Yellen, who was vice chair at the time, worried that each shift to a later date would deliver a jolt of pessimism about the economic outlook, prompting renewed caution on hiring and spending — exactly the opposite reaction from what the Fed hoped its low-rate promise would elicit. A month after she publicly endorsed Evans' thresholds approach, citing its market-stabilizing effects, the Fed adopted it.

Now, though, even Evans acknowledges that Yellen will need to consider a rewrite.

"You start writing the statement without reference to 6.5 percent, but you find a way to mention that it will still be 'well past the time,' some language that captures that, and also the important guidance that as long as inflation is below our 2-percent objective, we can continue to have very accommodative monetary policy," Evans told reporters in Detroit this week.

In a surprise to some, unemployment has swiftly fallen from 7.9 percent a year ago, and from a post-recession high of 10 percent in 2009. On Friday, the Labor Department reported the jobless rate had fallen to a five-year low of 6.6 percent, but the fewer than 200,000 new jobs created over the past two months is insufficient to sustain the current pace of economic growth.

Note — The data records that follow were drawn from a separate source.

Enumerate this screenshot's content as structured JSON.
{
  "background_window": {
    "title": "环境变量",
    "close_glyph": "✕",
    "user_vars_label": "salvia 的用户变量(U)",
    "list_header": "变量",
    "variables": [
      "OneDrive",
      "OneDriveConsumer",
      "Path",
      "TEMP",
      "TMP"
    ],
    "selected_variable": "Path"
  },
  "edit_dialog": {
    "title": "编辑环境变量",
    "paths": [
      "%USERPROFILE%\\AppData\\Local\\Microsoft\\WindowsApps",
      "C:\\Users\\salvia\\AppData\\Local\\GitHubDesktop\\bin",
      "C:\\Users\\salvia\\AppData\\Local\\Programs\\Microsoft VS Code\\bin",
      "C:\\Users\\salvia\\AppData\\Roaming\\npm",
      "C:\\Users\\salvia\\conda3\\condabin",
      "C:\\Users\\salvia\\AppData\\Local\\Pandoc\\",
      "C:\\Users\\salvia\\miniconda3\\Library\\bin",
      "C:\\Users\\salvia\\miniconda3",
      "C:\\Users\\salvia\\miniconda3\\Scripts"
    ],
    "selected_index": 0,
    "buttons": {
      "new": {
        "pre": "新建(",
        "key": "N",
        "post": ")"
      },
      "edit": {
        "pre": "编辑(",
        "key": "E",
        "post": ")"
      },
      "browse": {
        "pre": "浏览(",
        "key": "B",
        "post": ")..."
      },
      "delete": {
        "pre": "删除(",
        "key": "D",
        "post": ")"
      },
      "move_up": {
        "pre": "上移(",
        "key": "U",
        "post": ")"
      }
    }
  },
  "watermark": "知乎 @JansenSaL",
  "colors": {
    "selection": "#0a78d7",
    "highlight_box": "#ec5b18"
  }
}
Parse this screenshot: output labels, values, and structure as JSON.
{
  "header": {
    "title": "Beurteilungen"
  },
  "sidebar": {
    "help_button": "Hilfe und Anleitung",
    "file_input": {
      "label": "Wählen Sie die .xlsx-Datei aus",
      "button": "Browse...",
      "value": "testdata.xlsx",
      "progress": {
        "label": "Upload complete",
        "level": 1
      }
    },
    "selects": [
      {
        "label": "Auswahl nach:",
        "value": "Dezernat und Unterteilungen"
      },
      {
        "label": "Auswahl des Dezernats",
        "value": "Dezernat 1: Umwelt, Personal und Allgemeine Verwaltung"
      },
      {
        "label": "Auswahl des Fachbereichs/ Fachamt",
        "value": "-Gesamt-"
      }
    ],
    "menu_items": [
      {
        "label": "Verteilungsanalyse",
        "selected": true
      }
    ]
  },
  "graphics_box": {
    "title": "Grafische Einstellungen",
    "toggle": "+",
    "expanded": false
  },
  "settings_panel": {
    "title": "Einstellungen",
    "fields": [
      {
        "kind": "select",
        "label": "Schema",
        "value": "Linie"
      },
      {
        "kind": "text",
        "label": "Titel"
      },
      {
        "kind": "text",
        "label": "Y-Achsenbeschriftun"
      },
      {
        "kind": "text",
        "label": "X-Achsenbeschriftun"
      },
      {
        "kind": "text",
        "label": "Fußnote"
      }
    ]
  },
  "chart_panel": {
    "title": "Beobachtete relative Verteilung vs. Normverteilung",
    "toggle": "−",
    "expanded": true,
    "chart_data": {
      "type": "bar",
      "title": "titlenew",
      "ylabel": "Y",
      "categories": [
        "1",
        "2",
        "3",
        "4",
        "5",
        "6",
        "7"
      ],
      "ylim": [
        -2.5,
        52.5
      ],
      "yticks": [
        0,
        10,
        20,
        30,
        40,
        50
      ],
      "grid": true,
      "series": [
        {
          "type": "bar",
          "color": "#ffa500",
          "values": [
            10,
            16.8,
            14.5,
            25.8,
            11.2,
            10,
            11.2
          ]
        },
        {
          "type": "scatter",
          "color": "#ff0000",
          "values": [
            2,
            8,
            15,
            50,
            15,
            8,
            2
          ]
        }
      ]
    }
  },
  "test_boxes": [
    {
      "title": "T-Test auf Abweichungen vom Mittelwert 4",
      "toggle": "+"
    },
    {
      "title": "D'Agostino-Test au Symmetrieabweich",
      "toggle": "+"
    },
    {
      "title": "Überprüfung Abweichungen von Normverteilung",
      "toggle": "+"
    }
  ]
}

The quick drop in joblessness has soured Fed officials to the idea of simply lowering the unemployment threshold.

Instead, as Boston Fed President Eric Rosengren suggested on Thursday, they could stress that broader measures of the labor market — such as the number of part-time or discouraged workers, or the rate of wage growth — will play a bigger role as they mull a rate rise.

Any change to the approach could have global ramifications, given that former Chairman Ben Bernanke was a trailblazer in telegraphing policy intentions since the 2008 financial crisis.


The Bank of England followed the Fed's lead in tying a rate rise to an unemployment threshold — a policy that seems to have run its course on both sides of the Atlantic.

As they move away from that approach, though, Fed policymakers will need to take care not to roil markets.

That happened last May when Bernanke first let it be known the Fed's bond-buying program would soon be pared; while investors have become accustomed to the idea, emerging markets sold off in the last few weeks as the U.S. central bank made its first reductions in the monthly purchases.

"The Fed has taken the first two tentative steps in a very long journey of bringing its balance sheet down to normal," said Carl Tannenbaum, chief economist at Chicago-based Northern Trust.

"I believe that the success of that effort is going to hinge critically on the Fed's communication with markets," he said. "The Fed would like to engineer the return to normalcy in a smooth and orderly way."